Factorials are a key concept in mathematics, especially when dealing with sequences and series. The factorial of a number, denoted by an exclamation mark (!), is the product of all positive integers less than or equal to that number. For example, the factorial of 3 is calculated as follows:

• 3! = 3 × 2 × 1 = 6

Factorials are typically used in permutations, combinations, and finding successive elements in sequences. In the provided sequence formula, factorials help determine the denominator. As the number on the bottom grows quickly with higher values of n, it affects the outcome of each term in the sequence because the growth of the factorial reduces the value of the fraction. This is an essential point for understanding how sequences work. You'll notice that despite the exponential growth in the numerator, the factorial's rapid increase in the denominator can stabilize or even decrease the sequence values as n becomes larger.

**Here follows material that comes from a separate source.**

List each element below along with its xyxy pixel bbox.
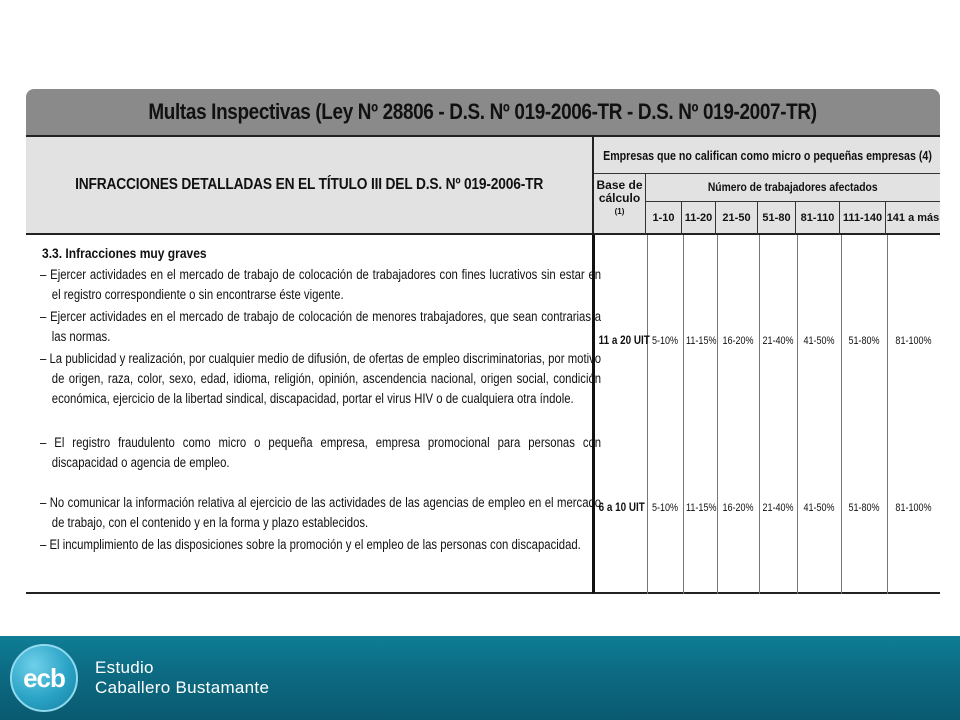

Mathematical notation is a system of symbols used to express mathematical concepts. It allows mathematicians and students to communicate more efficiently about complex ideas. In sequences, you often see notation such as

• Variables with subscripts like \(a_n\) indicating a sequence term dependent on n.
• Exponents such as \(3^n\) for repeated multiplication of a base number.
• Factorials denoted by the exclamation mark \(!\).

Learning to read and write this mathematical language is crucial as it allows for easy manipulation and understanding of complex formulas. In our sequence formula \(a_n = \frac{3^n}{n!}\), the symbols all play a role. Understanding each part will help you see how changes in n influence the outcome, by affecting the exponential and factorial aspects of the term.

Algebra is the branch of mathematics dealing with symbols and rules for manipulating those symbols. It's fundamental when working with sequences because it provides a system for solving equations and understanding how changing one variable affects the whole expression. In the sequence given, algebraic principles allow us to replace n with different numbers to find how the sequence progresses. This involves substitution and the simplification of expressions — vital algebraic skills. For example, to find \(a_3\), you substitute \(n = 3\) in the formula:

• First calculate \(3^3 = 27\).
• Then compute \(3! = 3 \times 2 \times 1 = 6\).
• Finally, simplify \(\frac{27}{6} = 4.5\).

Understanding algebra helps to manipulate and simplify expressions like these, making it easier to calculate and understand how each term in the sequence is generated. By practicing how to use algebraic techniques with sequences, you'll gain a deeper understanding of both topics.